Bob Fessler found inspiration from such great children's poets as Shel Silverstein and Dr. Seuss; however, his enthusiasm for poetry has been inspired by his six grandchildren. Poems such as "Skully the Skunk," "Freddy the Frog," "Haircut," and "The Gator with the Cloak and the Cup" offer poetic tales with "morals to the stories" that children will find funny. "Hey, You Aren't the Boss of Me," "I Wouldn't Want to Be a Mom," and "The Name Game" speak to children's relationships with family. All of the poems in Part 1 of this book provide views of the world as seen through the eyes of children and teenagers. Part 2 offers adults and parents both humorous and serious poems that make the book entertaining for everyone.
Bob Fessler has lived in several places throughout the United States over the years, but currently calls Newberg, Oregon, home. He and Susan, his wife of thirty-six years, enjoy their three children and all of their grandchildren. His work has allowed him to experience places and people from all over the world and one thing is clear... children are children everywhere. Our young people bring intelligence, innocence, and imagination to a world that needs to smile and simply not take itself too seriously.
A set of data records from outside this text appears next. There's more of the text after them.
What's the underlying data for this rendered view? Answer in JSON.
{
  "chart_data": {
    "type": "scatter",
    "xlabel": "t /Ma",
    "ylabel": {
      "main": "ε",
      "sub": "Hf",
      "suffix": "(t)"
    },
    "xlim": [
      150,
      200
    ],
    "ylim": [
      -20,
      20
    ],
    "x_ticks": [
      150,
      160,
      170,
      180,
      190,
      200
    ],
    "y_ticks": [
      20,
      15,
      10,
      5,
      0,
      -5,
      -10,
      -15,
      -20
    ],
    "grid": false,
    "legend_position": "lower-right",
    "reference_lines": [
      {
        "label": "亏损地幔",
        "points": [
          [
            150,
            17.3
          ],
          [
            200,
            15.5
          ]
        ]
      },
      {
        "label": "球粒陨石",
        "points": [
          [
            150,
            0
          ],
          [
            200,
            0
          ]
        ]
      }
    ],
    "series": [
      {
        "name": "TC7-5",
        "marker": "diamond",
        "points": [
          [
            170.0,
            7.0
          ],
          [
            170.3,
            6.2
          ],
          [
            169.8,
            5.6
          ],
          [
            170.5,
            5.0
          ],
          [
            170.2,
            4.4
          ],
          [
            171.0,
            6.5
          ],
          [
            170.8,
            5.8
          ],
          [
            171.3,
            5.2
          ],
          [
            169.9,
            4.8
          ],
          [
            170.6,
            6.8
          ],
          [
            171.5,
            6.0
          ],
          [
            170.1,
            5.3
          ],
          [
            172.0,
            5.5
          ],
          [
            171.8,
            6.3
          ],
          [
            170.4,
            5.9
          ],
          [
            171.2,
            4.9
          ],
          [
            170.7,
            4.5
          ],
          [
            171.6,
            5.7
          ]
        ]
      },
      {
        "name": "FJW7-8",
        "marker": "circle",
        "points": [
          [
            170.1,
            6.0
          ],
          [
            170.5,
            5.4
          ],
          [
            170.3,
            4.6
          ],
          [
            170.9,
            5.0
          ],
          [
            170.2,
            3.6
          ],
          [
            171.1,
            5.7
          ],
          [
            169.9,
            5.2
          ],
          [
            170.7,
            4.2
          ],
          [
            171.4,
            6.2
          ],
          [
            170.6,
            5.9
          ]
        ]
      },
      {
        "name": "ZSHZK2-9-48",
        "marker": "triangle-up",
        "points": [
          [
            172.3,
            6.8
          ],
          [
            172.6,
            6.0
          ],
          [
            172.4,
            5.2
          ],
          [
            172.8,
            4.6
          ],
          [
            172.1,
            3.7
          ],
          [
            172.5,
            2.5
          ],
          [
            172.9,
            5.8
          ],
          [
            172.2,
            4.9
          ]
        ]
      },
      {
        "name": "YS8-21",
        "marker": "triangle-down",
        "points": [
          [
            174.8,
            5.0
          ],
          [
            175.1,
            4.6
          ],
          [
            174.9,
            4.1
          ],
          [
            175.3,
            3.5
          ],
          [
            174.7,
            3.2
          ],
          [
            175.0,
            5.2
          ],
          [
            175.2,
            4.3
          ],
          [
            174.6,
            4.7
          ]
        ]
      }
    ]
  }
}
It is hoped that you will find something in this book that inspires you to share it with a child, a family member, a neighbor, a friend, or someone who just needs to smile. The poem "What Could I Do?" looks at the troubles of the world through the eyes of a seven-year-old and concludes, "I wonder why adults I see just go on with their day when they see the sun behind the clouds and skies have turned to gray." This one serious children's poem reminds us that our young people are paying attention to the world around them. Read these poems to your children before they go to sleep at night and everyone will end their day with a smile.